“Tom Hagen” doesn’t. He’s the author of a piece by that name in American Greatness. In form, Hagen’s argument parallels that of Michael Anton (aka Decius), discussed here.
Anton’s subject is the “liberal international order.” He argues that it is a means to ends, not an end in itself, and thus must be rated on its ability to serve core American foreign policy interests — peace, prestige, and prosperity.
Hagen argues that conservatism too is a means to ends, and must be evaluated based on its ability to deliver. But to what end? The one he focuses on is helping “the forgotten man” put bread on the table to feed his family.
Anton finds that liberal international order has largely succeeded in meeting its ends, but needs restructuring in light of changed circumstances. Hagen finds that conservatism has delivered “nothing” — not lately, anyway. Thus, who needs it?
But what is conservatism? Towards the end of his piece, Hagen says it is “best understood as a political coalition formed in the mid-1950s between ‘free-market’ libertarians and traditionalist conservatives who wanted to beat back the Soviets abroad and the New Deal bureaucracy at home.”
Why, though, did conservatives want to beat back the Soviets abroad and the New Deal at home? I think it was because conservatives believe in ordered liberty and economic freedom.
As for putting bread on the table — or serving the common good, as Hagen puts it later on — conservatives believe that this is best accomplished through the operation of free markets and free men.
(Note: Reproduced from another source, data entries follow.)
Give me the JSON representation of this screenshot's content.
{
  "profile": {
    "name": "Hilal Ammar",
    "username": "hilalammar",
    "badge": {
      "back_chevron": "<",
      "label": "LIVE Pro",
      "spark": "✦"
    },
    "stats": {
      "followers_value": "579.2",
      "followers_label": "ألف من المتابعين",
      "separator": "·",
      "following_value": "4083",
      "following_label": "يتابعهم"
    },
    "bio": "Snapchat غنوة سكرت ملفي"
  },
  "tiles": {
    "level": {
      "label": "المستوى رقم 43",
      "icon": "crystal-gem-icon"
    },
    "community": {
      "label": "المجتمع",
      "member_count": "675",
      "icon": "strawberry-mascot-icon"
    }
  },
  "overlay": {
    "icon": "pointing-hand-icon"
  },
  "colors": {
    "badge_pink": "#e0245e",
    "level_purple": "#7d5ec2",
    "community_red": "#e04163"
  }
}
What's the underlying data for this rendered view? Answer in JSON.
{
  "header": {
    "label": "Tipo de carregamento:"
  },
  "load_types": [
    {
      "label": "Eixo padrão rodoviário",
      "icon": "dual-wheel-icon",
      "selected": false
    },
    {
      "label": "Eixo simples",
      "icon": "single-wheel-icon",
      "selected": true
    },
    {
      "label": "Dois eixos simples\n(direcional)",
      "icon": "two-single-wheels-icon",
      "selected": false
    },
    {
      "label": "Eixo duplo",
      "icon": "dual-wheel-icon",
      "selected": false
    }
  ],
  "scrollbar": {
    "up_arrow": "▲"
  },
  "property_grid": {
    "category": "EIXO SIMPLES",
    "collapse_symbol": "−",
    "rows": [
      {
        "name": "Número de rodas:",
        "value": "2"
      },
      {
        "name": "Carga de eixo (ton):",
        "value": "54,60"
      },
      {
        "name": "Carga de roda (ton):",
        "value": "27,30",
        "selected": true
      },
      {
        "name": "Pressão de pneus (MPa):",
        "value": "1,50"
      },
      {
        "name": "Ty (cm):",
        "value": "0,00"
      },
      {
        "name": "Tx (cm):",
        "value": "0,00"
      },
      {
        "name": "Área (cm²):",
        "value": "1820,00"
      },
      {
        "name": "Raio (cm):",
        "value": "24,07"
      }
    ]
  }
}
Has that view been rendered obsolete by events? Was its obsolescence ratified by the 2016 election? Hagen seems to think so, but makes no such showings.
How about statism, public works programs, and the erection of major barriers to trade? Has experience shown that these approaches out-deliver conservative economic policies? Hagen makes no such showing.
I agree that conservatives should be open to the possibility that particular non-conservative policies Trump has touted might out-deliver conservative alternatives. Without that openness, conservatives begin to resemble the cliche-ridden slogan-mongers Hagen portrays them as.
But there is something else to consider. Suppose that a series of statist policies could be shown to better deliver bread to the forgotten man. To be specific, suppose it could be shown to produce lower unemployment, or higher wages, or more widespread health insurance coverage.
Conservatives should still insist that any deprivation of freedom be factored into the discussion of the merits of these policies. Certainly, Obamacare’s infringement on freedom was part of the conservative critique of that statist program.
Here we come to the difference between the conservatism Hagen attacks and the liberal international order that Anton questions. The liberal international order is largely instrumental — a means to ends, just as Anton says. That’s certainly true of its organizations like the U.N. and NATO, that Anton views as residing at the core.
By contrast, for conservatives the liberty and economic freedom they seek to promote are ends, not just means to other ends.
Trumpians are right to direct our attention to the other ends. And they are right not to take it on blind faith that conservative ends will always best serve these other ends.
However, Trumpians would err grievously if, as Hagen seems to do, they dismissed conservative ends as cliches and slogans and assumed that conservatism now offers “nothing” when it comes to accomplishing material ends.
Fortunately, I do yet see President Trump taking this approach. He is committed to tax reform, regulatory reform and other conservative policies that expand freedom, and he seems to believe that such policies have much to offer the forgotten man. There are also statist components to the agenda he articulates, but hopefully not so many as will cause conservatives to be hugely aggrieved.
Deep down, Trump may feel that, in Hagen’s words, “conservatism has outlived its usefulness” as a set of ideas. Deep down, he may feel that it was never useful in that way. However, so far he is acting as if he takes conservatism, or at least the policy preference of his conservative vice president, seriously.
Perhaps this is because, however he may feel about conservatism as a set of ideas, he understands that it has not outlived its political usefulness to him.